I don't know how to explain that difference between "in recovery" and "recovered." I've tried multiple times, in different ways (I'll save that for a later post), but the only thing I know for sure is that I have turned the corner and am no longer "in recovery." I am RECOVERED.

I have too many friends who suffer. I write this post for them. I want them to know that it is possible. I don't want to lose my friends to an eating disorder, especially when recovery could be right around the next corner for each one of them. It will never be enough to just hope for recovery; it has to be an active process. But if you work for it, you will get there. They will get there.

The problem, as I see it, is that not everyone can pay for treatment. I was fortunate---my parents were able to provide me with the best doctors and the best care. But not everyone can do that. In a world of HMOs and insurance companies, too many people go without the care that they desperately need because they simply can't afford it. I want to save the world. But the world might be a lofty goal. Maybe I can just save a few individuals.

I have to think about the way to do it. Maybe it's a foundation that provides scholarships for treatment (there are too few scholarships out there). Maybe it's just by talking at schools the way that I have been doing. Maybe it's about sharing my secret. I'll start with just one way. I say it again: Recovery is possible.

There it is.
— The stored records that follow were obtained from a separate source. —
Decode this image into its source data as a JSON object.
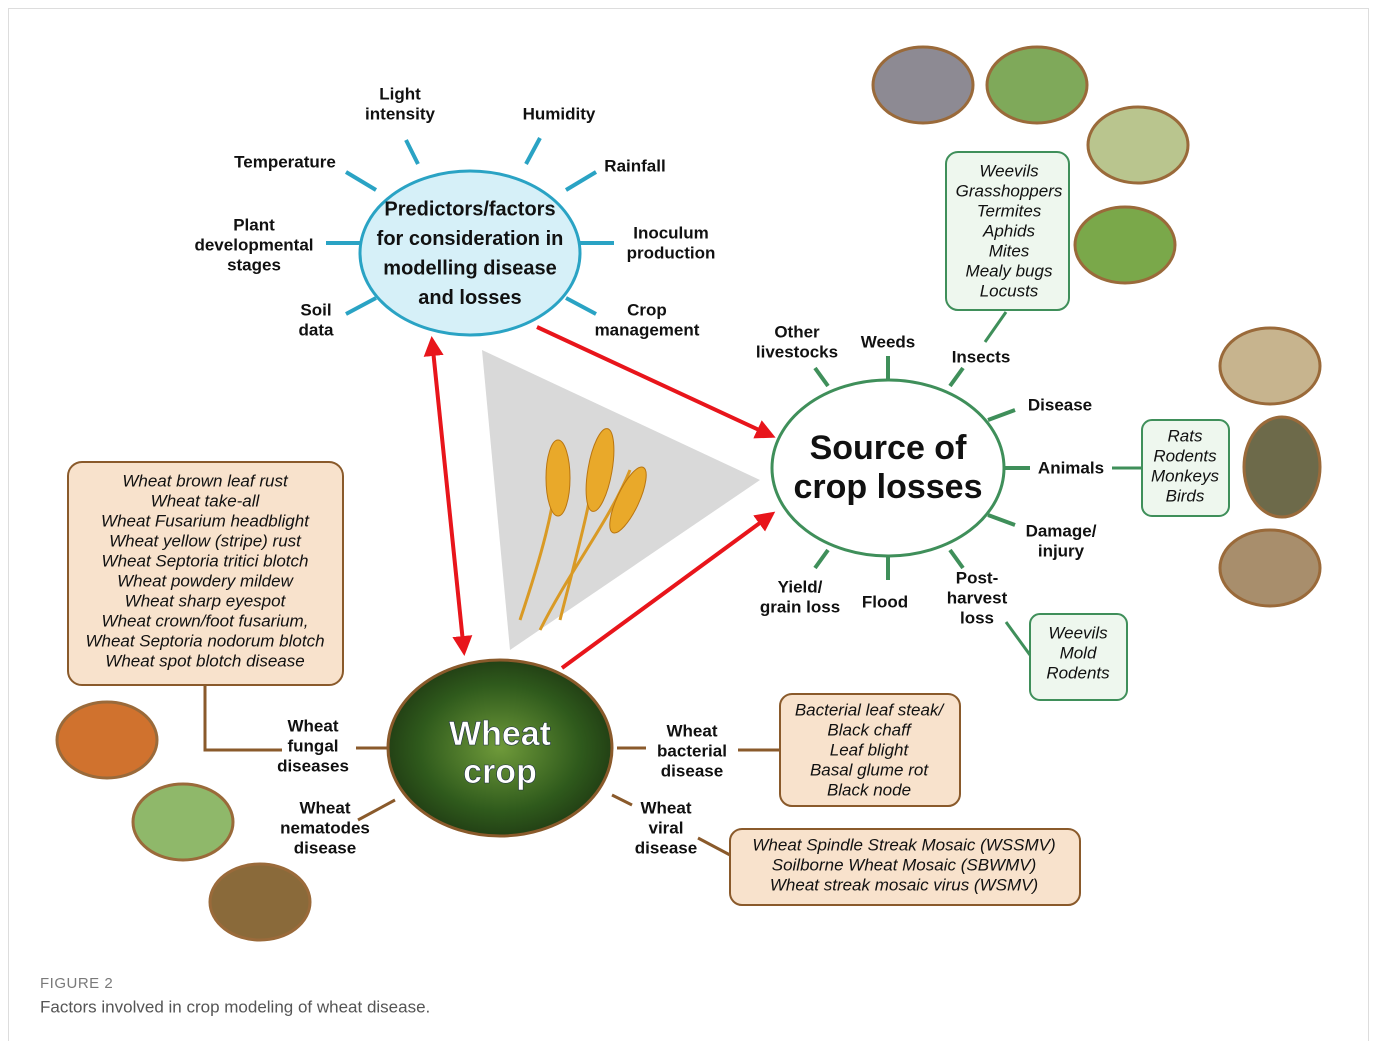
{
  "predictors": {
    "label": [
      "Predictors/factors",
      "for consideration in",
      "modelling disease",
      "and losses"
    ],
    "factors": [
      [
        "Light",
        "intensity"
      ],
      [
        "Humidity"
      ],
      [
        "Temperature"
      ],
      [
        "Rainfall"
      ],
      [
        "Plant",
        "developmental",
        "stages"
      ],
      [
        "Inoculum",
        "production"
      ],
      [
        "Soil",
        "data"
      ],
      [
        "Crop",
        "management"
      ]
    ]
  },
  "losses": {
    "label": [
      "Source of",
      "crop losses"
    ],
    "sources": [
      [
        "Other",
        "livestocks"
      ],
      [
        "Weeds"
      ],
      [
        "Insects"
      ],
      [
        "Disease"
      ],
      [
        "Animals"
      ],
      [
        "Damage/",
        "injury"
      ],
      [
        "Post-",
        "harvest",
        "loss"
      ],
      [
        "Flood"
      ],
      [
        "Yield/",
        "grain loss"
      ]
    ],
    "insects": [
      "Weevils",
      "Grasshoppers",
      "Termites",
      "Aphids",
      "Mites",
      "Mealy bugs",
      "Locusts"
    ],
    "animals": [
      "Rats",
      "Rodents",
      "Monkeys",
      "Birds"
    ],
    "post_harvest": [
      "Weevils",
      "Mold",
      "Rodents"
    ]
  },
  "wheat": {
    "label": [
      "Wheat",
      "crop"
    ],
    "branches": [
      [
        "Wheat",
        "fungal",
        "diseases"
      ],
      [
        "Wheat",
        "nematodes",
        "disease"
      ],
      [
        "Wheat",
        "bacterial",
        "disease"
      ],
      [
        "Wheat",
        "viral",
        "disease"
      ]
    ],
    "fungal_diseases": [
      "Wheat brown leaf rust",
      "Wheat take-all",
      "Wheat Fusarium headblight",
      "Wheat yellow (stripe) rust",
      "Wheat Septoria tritici blotch",
      "Wheat powdery mildew",
      "Wheat sharp eyespot",
      "Wheat crown/foot fusarium,",
      "Wheat Septoria nodorum blotch",
      "Wheat spot blotch disease"
    ],
    "bacterial_diseases": [
      "Bacterial leaf steak/",
      "Black chaff",
      "Leaf blight",
      "Basal glume rot",
      "Black node"
    ],
    "viral_diseases": [
      "Wheat Spindle Streak Mosaic (WSSMV)",
      "Soilborne Wheat Mosaic (SBWMV)",
      "Wheat streak mosaic virus (WSMV)"
    ]
  },
  "caption": {
    "label": "FIGURE 2",
    "text": "Factors involved in crop modeling of wheat disease."
  }
}
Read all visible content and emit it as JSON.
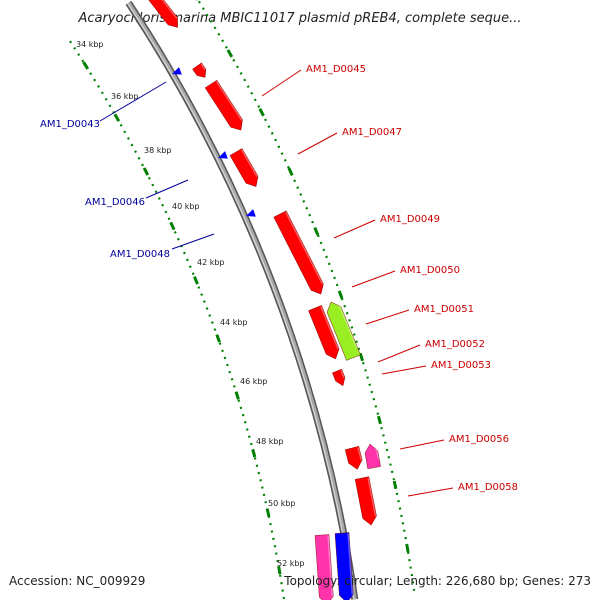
{
  "title": "Acaryochloris marina MBIC11017 plasmid pREB4, complete seque...",
  "accession": "Accession: NC_009929",
  "summary": "Topology: circular; Length: 226,680 bp; Genes: 273",
  "colors": {
    "forward_gene": "#ff0000",
    "reverse_gene": "#0000ff",
    "magenta_gene": "#ff33aa",
    "green_gene": "#99ee22",
    "tick_dots": "#008000",
    "label_forward": "#cc0000",
    "label_reverse": "#000099"
  },
  "ticks": [
    "34 kbp",
    "36 kbp",
    "38 kbp",
    "40 kbp",
    "42 kbp",
    "44 kbp",
    "46 kbp",
    "48 kbp",
    "50 kbp",
    "52 kbp"
  ],
  "labels_forward": [
    "AM1_D0045",
    "AM1_D0047",
    "AM1_D0049",
    "AM1_D0050",
    "AM1_D0051",
    "AM1_D0052",
    "AM1_D0053",
    "AM1_D0056",
    "AM1_D0058"
  ],
  "labels_reverse": [
    "AM1_D0043",
    "AM1_D0046",
    "AM1_D0048"
  ]
}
I guess now the secret's out...

Sunday, November 16, 2008

Finally, It Is Time

I'm not sure how to begin...

I've been thinking about this for days, but haven't come to any conclusions. I've reworked the title of this blog a million times. I've started and deleted more posts than I can count. But finally it is time. I will not delete this post.
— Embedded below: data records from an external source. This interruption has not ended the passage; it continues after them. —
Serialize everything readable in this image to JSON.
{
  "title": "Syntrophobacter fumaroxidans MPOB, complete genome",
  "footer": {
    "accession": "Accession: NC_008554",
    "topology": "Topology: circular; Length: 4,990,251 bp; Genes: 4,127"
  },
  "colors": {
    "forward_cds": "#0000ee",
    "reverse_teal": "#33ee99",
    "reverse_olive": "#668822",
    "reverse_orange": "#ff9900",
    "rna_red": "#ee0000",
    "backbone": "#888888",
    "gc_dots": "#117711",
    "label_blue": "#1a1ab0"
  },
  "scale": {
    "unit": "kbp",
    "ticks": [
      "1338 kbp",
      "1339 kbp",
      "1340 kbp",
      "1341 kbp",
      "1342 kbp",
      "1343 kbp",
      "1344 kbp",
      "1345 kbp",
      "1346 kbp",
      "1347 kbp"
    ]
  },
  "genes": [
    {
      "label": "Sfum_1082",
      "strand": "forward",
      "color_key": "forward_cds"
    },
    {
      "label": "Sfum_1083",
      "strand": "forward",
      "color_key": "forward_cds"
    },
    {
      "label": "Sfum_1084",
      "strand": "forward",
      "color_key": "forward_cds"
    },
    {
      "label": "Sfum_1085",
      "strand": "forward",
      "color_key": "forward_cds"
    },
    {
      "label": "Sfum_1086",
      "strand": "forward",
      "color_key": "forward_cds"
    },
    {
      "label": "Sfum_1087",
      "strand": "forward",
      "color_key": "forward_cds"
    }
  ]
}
I can't for the life of me understand why bad things happen to good people. Why do we suffer needlessly? Why do we run out of money when we most need it? Why do men discard women like we are possessions---to be used and then thrown away? Why don't we (they) notice it when we (they) have it so good?

And why can't I save the world? Even with all of my best intentions and idealism, I cannot change the way things happen.

I was at the NEDA (National Eating Disorders Association) annual Gala Friday night. It was a wonderful night of dinner and dancing and awards. Dr. Cynthia Pegler got the medical contribution award. Zina Garrison, Olympic gold medalist, got the lifetime achievement award. And Allison Kreiger got the Youth Advocate award. It was an evening of community, caring and philanthropy. We were united against eating disorders. We were working toward the NEDA Mission of "a world without eating disorders." I don't know if I will ever see that day, but I will work hard to get there.

The work that NEDA (and other organizations like it) does is vitally important. It saves lives. But there is still work to be done. As long as eating disorders have the highest mortality rate of any mental illness, there will still be work to be done.

We need scholarship programs to provide people with treatment even when they don't have the money or insurance coverage to pay. We need more helplines. We need more prevention and outreach programs. We need more people fighting for themselves in this life or death battle.

Basically, we need so much. I don't have the answers on how to get it. All I can do is point out the need and hope that one day we will get there.